Description of problem: Installing packages appears to hang, however strace reveals that it is not actually hanging, but going extremely slowly. After a _long_ time it does actually succeed. The slow calls are all to fsync with a variety of different file descriptors. Version-Release number of selected component (if applicable): 4.2-1 How reproducible: always Steps to Reproduce: 1. install an rpm package 2. 3. Actual results: Command takes several minutes Expected results: Command takes a couple of seconds. Additional info: Note that this is NOT a lock issue. The effect is the same whether or not I remove the /var/lib/rpm/__db.00? files. I suspect that many of the people who are reporting rpm hangs didn't have the patience to wait long enough for rpm to complete normally and kill -9'd it, when actually it was still running, very slowly. Executing "while true ; do sync ; done" in another window in parallel with rpm makes rpm run at normal speed. The effect of calling "sync" is immediately noticeable when stracing rpm. There are many calls to fsync on different file descriptors and each one seems to hang for a second. When calling sync from another process, the calls to fsync do not hang. Installing one package without calling sync took 4 minutes, and with sync 2 seconds, so the effect is quite dramatic. These times are reproducible and are not a result of caching. It would seem that fsync is being used to ensure database integrity, but it is taking some time before the synchronization is actually happening, unless explicitly requested using the sync command.
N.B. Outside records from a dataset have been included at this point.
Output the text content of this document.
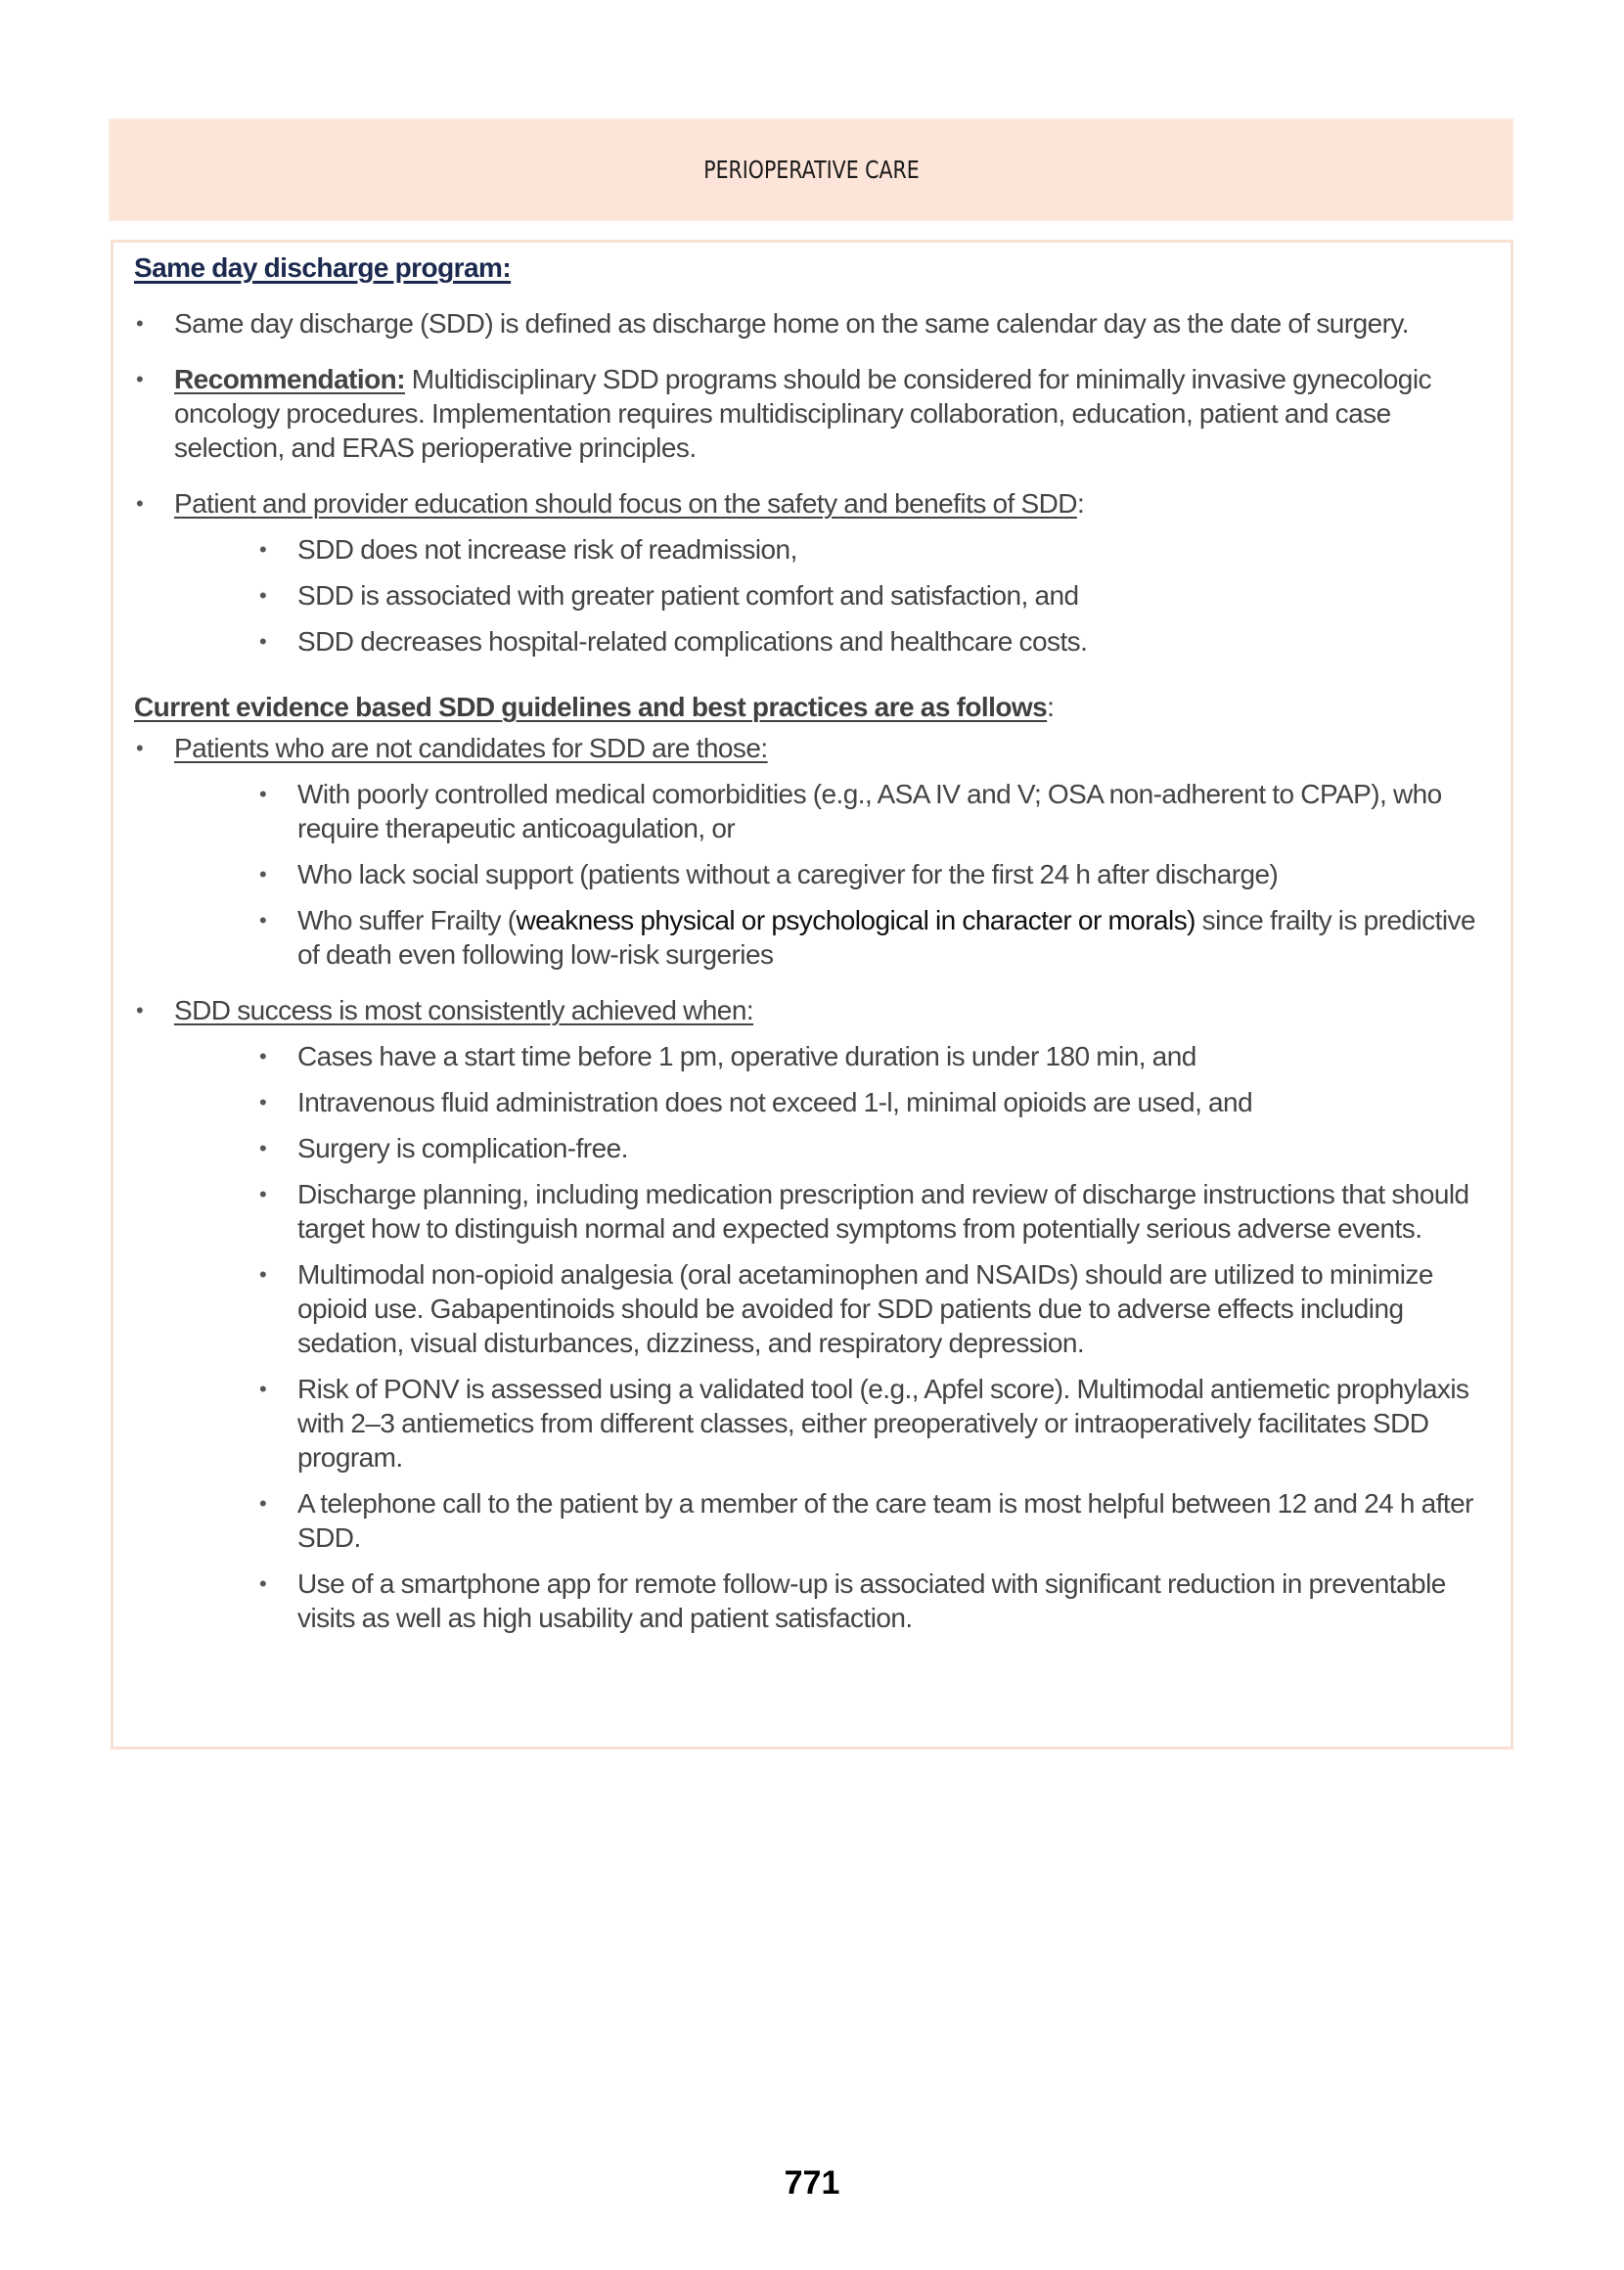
PERIOPERATIVE CARE
Same day discharge program:
• Same day discharge (SDD) is defined as discharge home on the same calendar day as the date of surgery.
• Recommendation: Multidisciplinary SDD programs should be considered for minimally invasive gynecologic oncology procedures. Implementation requires multidisciplinary collaboration, education, patient and case selection, and ERAS perioperative principles.
• Patient and provider education should focus on the safety and benefits of SDD:
• SDD does not increase risk of readmission,
• SDD is associated with greater patient comfort and satisfaction, and
• SDD decreases hospital-related complications and healthcare costs.
Current evidence based SDD guidelines and best practices are as follows:
• Patients who are not candidates for SDD are those:
• With poorly controlled medical comorbidities (e.g., ASA IV and V; OSA non-adherent to CPAP), who require therapeutic anticoagulation, or
• Who lack social support (patients without a caregiver for the first 24 h after discharge)
• Who suffer Frailty (weakness physical or psychological in character or morals) since frailty is predictive of death even following low-risk surgeries
• SDD success is most consistently achieved when:
• Cases have a start time before 1 pm, operative duration is under 180 min, and
• Intravenous fluid administration does not exceed 1-l, minimal opioids are used, and
• Surgery is complication-free.
• Discharge planning, including medication prescription and review of discharge instructions that should target how to distinguish normal and expected symptoms from potentially serious adverse events.
• Multimodal non-opioid analgesia (oral acetaminophen and NSAIDs) should are utilized to minimize opioid use. Gabapentinoids should be avoided for SDD patients due to adverse effects including sedation, visual disturbances, dizziness, and respiratory depression.
• Risk of PONV is assessed using a validated tool (e.g., Apfel score). Multimodal antiemetic prophylaxis with 2–3 antiemetics from different classes, either preoperatively or intraoperatively facilitates SDD program.
• A telephone call to the patient by a member of the care team is most helpful between 12 and 24 h after SDD.
• Use of a smartphone app for remote follow-up is associated with significant reduction in preventable visits as well as high usability and patient satisfaction.
771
For information, I am using kernel 2.4.20-20.9.
Slow is in the eye of the beholder, and not a bug unless you supply comparitive data with a different machine. Yes, fsync is called repeatedly. If slow, then I suggest looking at your disk perormance and/or kernel buffer cache.
My point was that by running an _extra_ command, rpm became faster which implies that something is definitely wrong. I am not talking about slow in absolute terms, but slow relative to running rpm on its own and running it with sync. In fact, the problem seems to be with the NPTL patches in the kernel, so it is not an rpm bug. I was already beginning to suspect a kernel issue when I first posted (which is why I said which kernel I was using). Then I found that kernel-2.4.20-19.8 did not suffer from this problem. Now I have tried taking the 2.4.20-28.9 kernel and modifying the spec file to remove the NPTL patches and that works too. With the NPTL patches, I get the same problem as with 2.4.20-20.9. One thing I didn't notice when I first posted was that the problem only occurs if something is running niced (one of my users runs SETI). So, the problem is definitely not an rpm problem and rpm-4.2-1 is working fine with the kernel without NPTL. So from that point of view it is closed. However, I would like to add that anyone who is running the NPTL kernel with something niced in the background, might be fooled into thinking rpm was running slowly or worse think it had locked up altogether and kill it with kill -9 leaving all the locking problems. I suspect that a large proportion of the bugs reported as rpm bugs are actually due to the inclusion of NPTL in the kernel. So although this bug is not your responsability, it may be causing most of the bug reports you are receiving.